OTTAWA — COVID-19 has thrown Canada’s already struggling health-care system into chaos, forcing impossible choices when it comes to how to rebuild once the pandemic has ebbed.
Hospitals were forced to cancel elective surgeries during pandemic peaks, making already protracted lists now so long physicians are concerned patients will die while they wait.
Meanwhile nurses are burnt out from the last year and a half of operating in a pandemic to the point that they’re exiting the industry in droves, leaving hospitals and health systems with the distasteful choice to either plow through surgeries or shore up nursing staff.
Almost 560,000 fewer surgeries were performed over the first 16 months of the pandemic compared to 2019, according to the latest figures from the Canadian Institute for Health Information. And the cost of addressing those backlogs is expected to run into the billions.
But a Harvard professor from the former Soviet Union with an affinity for Canada claims he has the solution, and it’s already working in some Ontario hospitals.
In extremely oversimplified terms: make surgeons work weekends.
“It means that you reduce the waiting time for surgery in Canada,” said Eugene Litvak, president of the non-profit Institute for Health Care Optimization in Massachusetts.
“It means that more patients will get treated.”
It all comes down to how hospitals admit patients, he said.
Litvak said a graph tracking patient flows would resemble an erratic electrocardiogram, with steep peaks and valleys, signalling a potential health disaster.
He said most people with common sense would assume the inconsistent ebbs and flows in hospital occupancy are caused by unpredictable health emergencies.
“But here is the secret: that the common sense and the health-care delivery are not compatible,” said Litvak.
In fact, he said, most of the variability is caused by scheduled procedures.
“It is easier for me to predict when somebody will break a leg and come to the hospital than when scheduled surgery will take place. And that’s the core of the problem,” he said.
Litvak says surgeons typically prefer to schedule their procedures early in the week to avoid getting called in to check on patients over the weekend.
That means surgical patients take up more beds earlier in the week, leaving people in the emergency room with long waits to get admitted. Hospitals are jammed by mid-week and nurses are overloaded with patients, he explained.
Litvak says the most common approach in Canada involves forming taskforces or issuing recommendations, a tactic he says addresses only the symptoms rather than the cause of escalating backlogs.
A more concrete solution, he suggests, should involve flattening the troubling peaks and valleys by putting equal demand on the system every day of the week when it comes to scheduled surgeries.
The idea isn’t a new one. Dr. Harvey Fineberg, former president of the National Academy of Medicine, extolled the merits of evening out hospital admissions in Canada at a health policy speech put on by Alberta Innovates in 2014.

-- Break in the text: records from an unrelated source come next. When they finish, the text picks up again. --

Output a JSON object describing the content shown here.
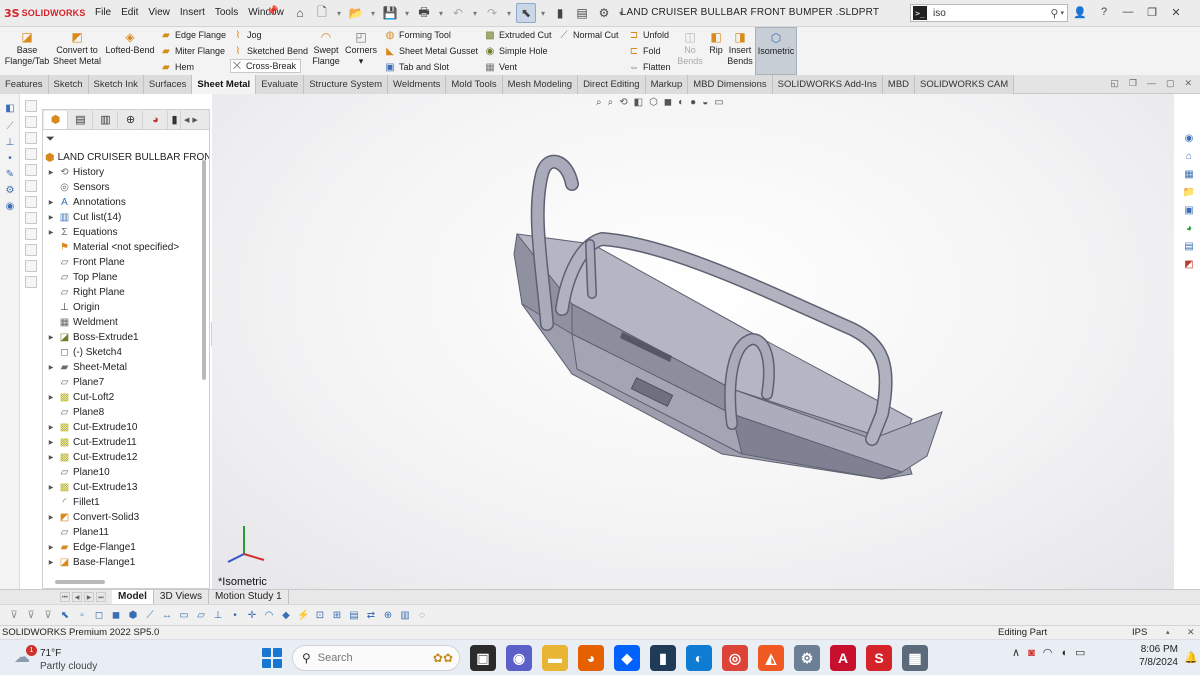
{
  "app": {
    "logo_mark": "3S",
    "logo_text": "SOLIDWORKS",
    "document_title": "LAND CRUISER BULLBAR FRONT BUMPER .SLDPRT"
  },
  "menus": [
    "File",
    "Edit",
    "View",
    "Insert",
    "Tools",
    "Window"
  ],
  "search": {
    "value": "iso",
    "placeholder": ""
  },
  "command_manager": {
    "base_flange": "Base Flange/Tab",
    "convert": "Convert to Sheet Metal",
    "lofted_bend": "Lofted-Bend",
    "edge_flange": "Edge Flange",
    "miter_flange": "Miter Flange",
    "hem": "Hem",
    "jog": "Jog",
    "sketched_bend": "Sketched Bend",
    "cross_break": "Cross-Break",
    "swept_flange": "Swept Flange",
    "corners": "Corners",
    "forming_tool": "Forming Tool",
    "gusset": "Sheet Metal Gusset",
    "tab_slot": "Tab and Slot",
    "extruded_cut": "Extruded Cut",
    "simple_hole": "Simple Hole",
    "vent": "Vent",
    "normal_cut": "Normal Cut",
    "unfold": "Unfold",
    "fold": "Fold",
    "flatten": "Flatten",
    "no_bends": "No Bends",
    "rip": "Rip",
    "insert_bends": "Insert Bends",
    "isometric": "Isometric"
  },
  "tabs": [
    {
      "label": "Features"
    },
    {
      "label": "Sketch"
    },
    {
      "label": "Sketch Ink"
    },
    {
      "label": "Surfaces"
    },
    {
      "label": "Sheet Metal",
      "active": true
    },
    {
      "label": "Evaluate"
    },
    {
      "label": "Structure System"
    },
    {
      "label": "Weldments"
    },
    {
      "label": "Mold Tools"
    },
    {
      "label": "Mesh Modeling"
    },
    {
      "label": "Direct Editing"
    },
    {
      "label": "Markup"
    },
    {
      "label": "MBD Dimensions"
    },
    {
      "label": "SOLIDWORKS Add-Ins"
    },
    {
      "label": "MBD"
    },
    {
      "label": "SOLIDWORKS CAM"
    }
  ],
  "tree": {
    "root": "LAND CRUISER BULLBAR FRONT B",
    "items": [
      {
        "label": "History",
        "icon": "history-icon",
        "exp": true
      },
      {
        "label": "Sensors",
        "icon": "sensors-icon",
        "exp": false
      },
      {
        "label": "Annotations",
        "icon": "annotations-icon",
        "exp": true
      },
      {
        "label": "Cut list(14)",
        "icon": "cutlist-icon",
        "exp": true
      },
      {
        "label": "Equations",
        "icon": "equations-icon",
        "exp": true
      },
      {
        "label": "Material <not specified>",
        "icon": "material-icon",
        "exp": false
      },
      {
        "label": "Front Plane",
        "icon": "plane-icon",
        "exp": false
      },
      {
        "label": "Top Plane",
        "icon": "plane-icon",
        "exp": false
      },
      {
        "label": "Right Plane",
        "icon": "plane-icon",
        "exp": false
      },
      {
        "label": "Origin",
        "icon": "origin-icon",
        "exp": false
      },
      {
        "label": "Weldment",
        "icon": "weldment-icon",
        "exp": false
      },
      {
        "label": "Boss-Extrude1",
        "icon": "boss-extrude-icon",
        "exp": true
      },
      {
        "label": "(-) Sketch4",
        "icon": "sketch-icon",
        "exp": false
      },
      {
        "label": "Sheet-Metal",
        "icon": "sheet-metal-icon",
        "exp": true
      },
      {
        "label": "Plane7",
        "icon": "plane-icon",
        "exp": false
      },
      {
        "label": "Cut-Loft2",
        "icon": "cut-icon",
        "exp": true
      },
      {
        "label": "Plane8",
        "icon": "plane-icon",
        "exp": false
      },
      {
        "label": "Cut-Extrude10",
        "icon": "cut-icon",
        "exp": true
      },
      {
        "label": "Cut-Extrude11",
        "icon": "cut-icon",
        "exp": true
      },
      {
        "label": "Cut-Extrude12",
        "icon": "cut-icon",
        "exp": true
      },
      {
        "label": "Plane10",
        "icon": "plane-icon",
        "exp": false
      },
      {
        "label": "Cut-Extrude13",
        "icon": "cut-icon",
        "exp": true
      },
      {
        "label": "Fillet1",
        "icon": "fillet-icon",
        "exp": false
      },
      {
        "label": "Convert-Solid3",
        "icon": "convert-icon",
        "exp": true
      },
      {
        "label": "Plane11",
        "icon": "plane-icon",
        "exp": false
      },
      {
        "label": "Edge-Flange1",
        "icon": "edge-flange-icon",
        "exp": true
      },
      {
        "label": "Base-Flange1",
        "icon": "base-flange-icon",
        "exp": true
      }
    ]
  },
  "viewport": {
    "view_label": "*Isometric"
  },
  "bottom_tabs": [
    {
      "label": "Model",
      "active": true
    },
    {
      "label": "3D Views"
    },
    {
      "label": "Motion Study 1"
    }
  ],
  "status": {
    "product": "SOLIDWORKS Premium 2022 SP5.0",
    "mode": "Editing Part",
    "units": "IPS"
  },
  "taskbar": {
    "weather_badge": "1",
    "temperature": "71°F",
    "condition": "Partly cloudy",
    "search_placeholder": "Search",
    "time": "8:06 PM",
    "date": "7/8/2024"
  },
  "colors": {
    "accent": "#3a6fb3",
    "brand": "#d5232a",
    "model_fill": "#a7a9b8",
    "model_dark": "#7f8192",
    "active_tab": "#f3f3f3"
  }
}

“You can work miracles on the flow of patients in the availability of resources and in the emptying of the emergency rooms,” Fineberg told his audience, which included officials from Alberta Health Services.
“This is something that can be done without a single dollar investment in capital.”
The University Health Network in Toronto, which runs the biggest surgical program in the country, adopted the Institute for Health Care Optimization’s method shortly before the pandemic hit.
It involved redistributing the workload throughout the week, making sure there were a similar number of cases that needed intensive post-surgical care each day, for example.
At the same time, the hospital defined how emergent different cases were and what resources would be needed to deliver the care.
Emergency surgeries also got dedicated operating rooms, so scheduled procedures could run full-tilt with limited unexpected interruptions.
The result was a more predictable schedule for OR staff, fewer cancelled surgeries, cost savings and more work getting done.
“It is the silver bullet in that we’re doing more than we’ve ever done with less, more efficiently,” said Dr. Shaf Keshavjee, chief surgeon at UHN and president of the American Association for Thoracic Surgery, the world’s top academic society for cardiac and thoracic surgeons.
“We’ve created capacity to do more. So we are working at 105, 110 per cent.”
While the method can’t attract more nurses or offer a break to bone-weary doctors, it has allowed the Toronto hospitals to plow through backlogs accumulated during the pandemic more quickly.
“I can tell you our backlog has gone from 4300 down to 3200. We’ve cleared about 1,000 cases,” Keshavjee said.
And because Litvak’s method demands an accounting of what kind of resources are needed for which cases, Keshavjee also knows the backlog likely won’t be cleared until March 2023.
Keshavjee says the method isn’t without challenges, saying it requires a definite adjustment from staff.
“It is a culture shift and you have to do the work. Your hospital has to want to do it,” he said.
And although the system seems relatively simple, he says the approach adopted by UHN is relatively unique in Canada. Though that could change now that more Canadian health authorities are reaching out to Litvak since the emergence of the Omicron variant of COVID-19, which threatens to pull the country into another potentially massive pandemic wave.
Litvak desperately hopes more hospitals will consider putting his method to work to save both health-care dollars and Canadian lives.
“Given the new variant, it is very much needed,” Litvak said. “I just cannot watch what is going on.”